Bisnis.com, JAKARTA—Mahkamah Konstitusi (MK) mengembalikan kekhususan penyelenggaraan pemilihan umum (pemilu) di Provinsi Aceh yang sempat ‘dikebiri’ oleh UU No. 7/2017 tentang Pemilihan Umum.
Berdasarkan UU No. 11/2006 tentang Pemerintahan Aceh (UUPA), penyelenggaraan pemilu di Bumi Serambi Mekkah meliputi Komisi Independen Pemilihan (KIP) dan Panitia Pengawas Pemilihan (Panwaslih). Kedua lembaga tersebut dibentuk baik di tingkat provinsi maupun kabupaten/kota.
Namun, pengaturan KIP dalam Pasal 57 dan norma Panwaslih pada Pasal 60 ayat (1), ayat (2), dan ayat (4) UUPA dihapus melalui Pasal 571 huruf d UU Pemilu. Selain itu, Pasal 557 UU Pemilu menegaskan bahwa baik KIP dan Panwaslih merupakan perpanjangan tangan Komisi Pemilihan Umum dan Badan Pengawas Pemilihan Umum Republik Indonesia.
Pasal 571 huruf d merupakan konsekuensi dari keberadaan Pasal 557. Eksistensi Pasal 557 berpiijak dari pertimbangan pembuat UU Pemilu bahwa kekhususan Aceh tidak termasuk bidang penyelengaraan pemilu. Alhasil, selain nomenklatur lembaga, KIP dan Panwaslih tidak ada perbedaan dengan KPU daerah lain.
Ironisnya, Dewan Perwakilan Rakyat (DPR) tidak mengkonsultasikan perubahan pengaturan KIP dan Panwaslih tersebut kepada DPRD Aceh.
Berdasarkan UUPA, setiap keputusan DPR terkait Aceh wajib dikosultasikan dan disetujui terlebih dahulu oleh parlemen Aceh.

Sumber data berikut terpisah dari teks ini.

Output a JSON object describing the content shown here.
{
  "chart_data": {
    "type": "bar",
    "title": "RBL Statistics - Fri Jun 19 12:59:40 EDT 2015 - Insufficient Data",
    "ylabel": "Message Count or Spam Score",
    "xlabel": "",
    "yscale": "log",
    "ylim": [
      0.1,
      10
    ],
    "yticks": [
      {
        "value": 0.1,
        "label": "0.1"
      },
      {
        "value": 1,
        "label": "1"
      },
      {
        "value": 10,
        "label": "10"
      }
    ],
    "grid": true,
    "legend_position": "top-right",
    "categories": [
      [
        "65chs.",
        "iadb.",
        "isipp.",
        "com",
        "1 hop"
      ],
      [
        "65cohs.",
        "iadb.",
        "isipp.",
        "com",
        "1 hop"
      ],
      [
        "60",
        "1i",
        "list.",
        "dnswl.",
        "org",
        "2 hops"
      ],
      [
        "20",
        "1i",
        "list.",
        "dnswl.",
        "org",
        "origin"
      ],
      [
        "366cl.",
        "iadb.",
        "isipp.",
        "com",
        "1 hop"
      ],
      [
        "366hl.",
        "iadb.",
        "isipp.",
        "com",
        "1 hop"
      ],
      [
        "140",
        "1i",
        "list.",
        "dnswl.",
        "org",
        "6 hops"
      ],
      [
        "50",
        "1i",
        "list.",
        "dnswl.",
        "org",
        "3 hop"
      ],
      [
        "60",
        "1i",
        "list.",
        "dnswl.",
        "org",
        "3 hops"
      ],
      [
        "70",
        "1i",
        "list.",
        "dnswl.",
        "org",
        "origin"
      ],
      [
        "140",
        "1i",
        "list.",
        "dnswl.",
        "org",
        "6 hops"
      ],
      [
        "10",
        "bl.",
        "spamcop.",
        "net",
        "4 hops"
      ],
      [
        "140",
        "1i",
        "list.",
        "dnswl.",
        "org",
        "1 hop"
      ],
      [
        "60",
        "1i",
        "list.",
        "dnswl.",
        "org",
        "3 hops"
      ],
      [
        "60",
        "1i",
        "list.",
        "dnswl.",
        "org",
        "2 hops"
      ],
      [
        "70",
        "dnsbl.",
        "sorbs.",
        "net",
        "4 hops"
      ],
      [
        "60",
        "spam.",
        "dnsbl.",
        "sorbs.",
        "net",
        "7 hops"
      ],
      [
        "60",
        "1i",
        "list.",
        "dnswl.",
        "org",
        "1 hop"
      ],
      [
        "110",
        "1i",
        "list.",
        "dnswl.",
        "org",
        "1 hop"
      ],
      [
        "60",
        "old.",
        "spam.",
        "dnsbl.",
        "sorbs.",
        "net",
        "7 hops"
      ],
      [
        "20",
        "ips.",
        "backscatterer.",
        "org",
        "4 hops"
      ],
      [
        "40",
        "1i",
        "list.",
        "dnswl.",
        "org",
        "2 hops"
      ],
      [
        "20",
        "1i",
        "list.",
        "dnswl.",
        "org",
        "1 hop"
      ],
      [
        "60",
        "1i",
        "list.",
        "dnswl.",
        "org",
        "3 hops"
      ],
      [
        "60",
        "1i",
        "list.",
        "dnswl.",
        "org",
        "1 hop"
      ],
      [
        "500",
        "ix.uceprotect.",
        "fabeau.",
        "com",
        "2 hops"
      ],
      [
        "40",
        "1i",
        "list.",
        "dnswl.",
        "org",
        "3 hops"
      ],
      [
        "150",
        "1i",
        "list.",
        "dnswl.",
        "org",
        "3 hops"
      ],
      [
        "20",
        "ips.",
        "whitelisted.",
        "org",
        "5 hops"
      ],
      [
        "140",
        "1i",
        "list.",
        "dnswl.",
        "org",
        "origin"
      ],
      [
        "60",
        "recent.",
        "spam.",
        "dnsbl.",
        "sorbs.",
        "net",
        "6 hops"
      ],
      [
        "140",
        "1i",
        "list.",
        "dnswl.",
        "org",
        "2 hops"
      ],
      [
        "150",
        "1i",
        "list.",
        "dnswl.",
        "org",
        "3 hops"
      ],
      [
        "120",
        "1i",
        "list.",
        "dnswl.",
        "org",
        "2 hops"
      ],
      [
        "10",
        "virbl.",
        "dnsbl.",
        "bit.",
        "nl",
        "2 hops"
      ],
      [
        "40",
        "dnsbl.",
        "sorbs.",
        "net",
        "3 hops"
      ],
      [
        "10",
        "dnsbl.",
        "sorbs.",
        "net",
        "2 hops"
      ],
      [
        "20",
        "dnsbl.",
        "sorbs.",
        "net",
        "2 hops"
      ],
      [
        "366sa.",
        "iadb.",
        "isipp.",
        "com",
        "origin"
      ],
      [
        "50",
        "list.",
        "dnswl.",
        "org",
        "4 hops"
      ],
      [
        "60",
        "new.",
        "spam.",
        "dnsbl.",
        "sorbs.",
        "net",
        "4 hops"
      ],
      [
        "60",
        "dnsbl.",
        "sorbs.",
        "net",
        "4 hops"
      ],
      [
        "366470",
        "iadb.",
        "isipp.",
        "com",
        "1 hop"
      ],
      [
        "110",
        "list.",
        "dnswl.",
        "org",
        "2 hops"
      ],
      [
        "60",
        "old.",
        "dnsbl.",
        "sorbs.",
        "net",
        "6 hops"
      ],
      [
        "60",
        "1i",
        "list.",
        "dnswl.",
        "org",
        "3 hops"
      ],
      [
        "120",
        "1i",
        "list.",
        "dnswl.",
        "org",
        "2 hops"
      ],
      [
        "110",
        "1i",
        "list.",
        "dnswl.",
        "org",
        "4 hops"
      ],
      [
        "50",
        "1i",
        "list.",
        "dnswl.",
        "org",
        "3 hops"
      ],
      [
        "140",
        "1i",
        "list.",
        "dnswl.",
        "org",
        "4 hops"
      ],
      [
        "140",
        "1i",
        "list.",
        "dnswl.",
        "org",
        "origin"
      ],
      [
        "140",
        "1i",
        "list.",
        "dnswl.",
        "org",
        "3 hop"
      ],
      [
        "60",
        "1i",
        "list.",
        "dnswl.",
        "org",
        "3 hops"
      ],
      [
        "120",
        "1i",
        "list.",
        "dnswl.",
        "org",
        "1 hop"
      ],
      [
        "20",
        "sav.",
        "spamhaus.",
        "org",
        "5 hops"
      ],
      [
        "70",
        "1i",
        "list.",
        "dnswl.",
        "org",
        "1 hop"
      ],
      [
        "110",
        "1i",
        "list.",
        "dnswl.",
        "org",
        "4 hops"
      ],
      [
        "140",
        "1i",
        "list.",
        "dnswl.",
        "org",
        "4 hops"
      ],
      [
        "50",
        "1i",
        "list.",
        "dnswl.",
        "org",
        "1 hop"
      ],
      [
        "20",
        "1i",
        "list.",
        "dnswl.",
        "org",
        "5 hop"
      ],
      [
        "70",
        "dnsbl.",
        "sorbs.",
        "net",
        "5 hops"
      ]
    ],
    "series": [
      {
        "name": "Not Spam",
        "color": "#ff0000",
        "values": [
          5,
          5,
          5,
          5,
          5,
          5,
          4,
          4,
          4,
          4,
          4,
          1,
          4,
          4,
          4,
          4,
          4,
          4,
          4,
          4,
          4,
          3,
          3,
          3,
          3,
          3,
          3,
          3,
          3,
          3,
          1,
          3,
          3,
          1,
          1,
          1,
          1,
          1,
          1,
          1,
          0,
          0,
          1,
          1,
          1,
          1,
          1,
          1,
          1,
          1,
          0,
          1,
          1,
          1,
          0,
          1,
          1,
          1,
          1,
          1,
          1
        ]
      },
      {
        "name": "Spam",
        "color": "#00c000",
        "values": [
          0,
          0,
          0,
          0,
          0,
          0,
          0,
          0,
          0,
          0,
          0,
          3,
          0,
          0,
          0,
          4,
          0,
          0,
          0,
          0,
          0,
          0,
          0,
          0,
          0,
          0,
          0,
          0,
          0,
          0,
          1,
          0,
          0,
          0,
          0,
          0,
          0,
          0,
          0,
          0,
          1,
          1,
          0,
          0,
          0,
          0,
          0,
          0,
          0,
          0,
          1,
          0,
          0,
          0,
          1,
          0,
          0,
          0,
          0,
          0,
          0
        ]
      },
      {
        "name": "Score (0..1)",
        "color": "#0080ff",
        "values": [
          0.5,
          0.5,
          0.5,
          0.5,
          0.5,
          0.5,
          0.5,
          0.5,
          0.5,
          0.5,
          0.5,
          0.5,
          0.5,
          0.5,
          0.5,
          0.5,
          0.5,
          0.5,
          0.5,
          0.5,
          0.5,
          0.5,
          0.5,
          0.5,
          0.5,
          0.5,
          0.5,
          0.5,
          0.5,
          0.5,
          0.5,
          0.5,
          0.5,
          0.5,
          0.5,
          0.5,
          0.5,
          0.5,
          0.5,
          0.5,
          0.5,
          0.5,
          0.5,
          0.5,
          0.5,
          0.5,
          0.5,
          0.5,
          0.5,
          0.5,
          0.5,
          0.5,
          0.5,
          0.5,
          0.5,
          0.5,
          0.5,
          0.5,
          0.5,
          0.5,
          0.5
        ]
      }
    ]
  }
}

“Mahkamah tidak memperoleh cukup bukti yang dapat meyakinkan Mahkamah bahwa proses perumusan Pasal 571 huruf d UU Pemilu telah dilakukan dengan konsultasi dan pertimbangan DPRA,” tulis Putusan MK No. 66/PUU-XV/2017 yang dikutip Bisnis.com, Jumat (12/1/2018).
MK mengingatkan kepada penyusun UU untuk menghormati kekhususan Aceh sebagaimana tertuang dalam UUPA. Kendati MK tidak memandang KIP dan Panwaslih bagian dari kekhususan Aceh, tetapi konteks historis berkenaan dengan nama, komposisi keanggotaan, dan prosedur pengisian anggota harus dihormati.
Majelis Hakim Konstitusi tetap membolehkan apabila kelak penyusun UU mengubah klausul mengenai KIP dan Panwaslih. Namun, amandemen tersebut dilakukan sesuai dengan proses dan tata cara sesuai UUPA yakni diawali dengan pertimbangan DPRA.
Perkara 66/PUU-XV/2017 dimohonkan oleh Ketua DPRA Muharuddin dengan permintaan agar Pasal 571 huruf d dan Pasal 557 UU Pemilu dinyatakan bertentangan dengan konstitusi. Namun, MK hanya mengabulkan penghapusan Pasal 571 huruf d.
Adapun, Pasal 557 UU Pemilu sudah terlebih dahulu dinyatakan tidak memiliki kekuatan hukum lewat Putusan MK No. 61/PUU-XV/2017 yang digugat oleh warga Aceh. Dengan demikian, Pasal 571 huruf d dan Pasal 557 UU Pemilu tidak berlaku lagi.
Perkara 61/PUU-XV/2017 dan 66/PUU-XV/2017 diputus oleh 9 Hakim Konstitusi pada Kamis (11/1/2018) kemarin.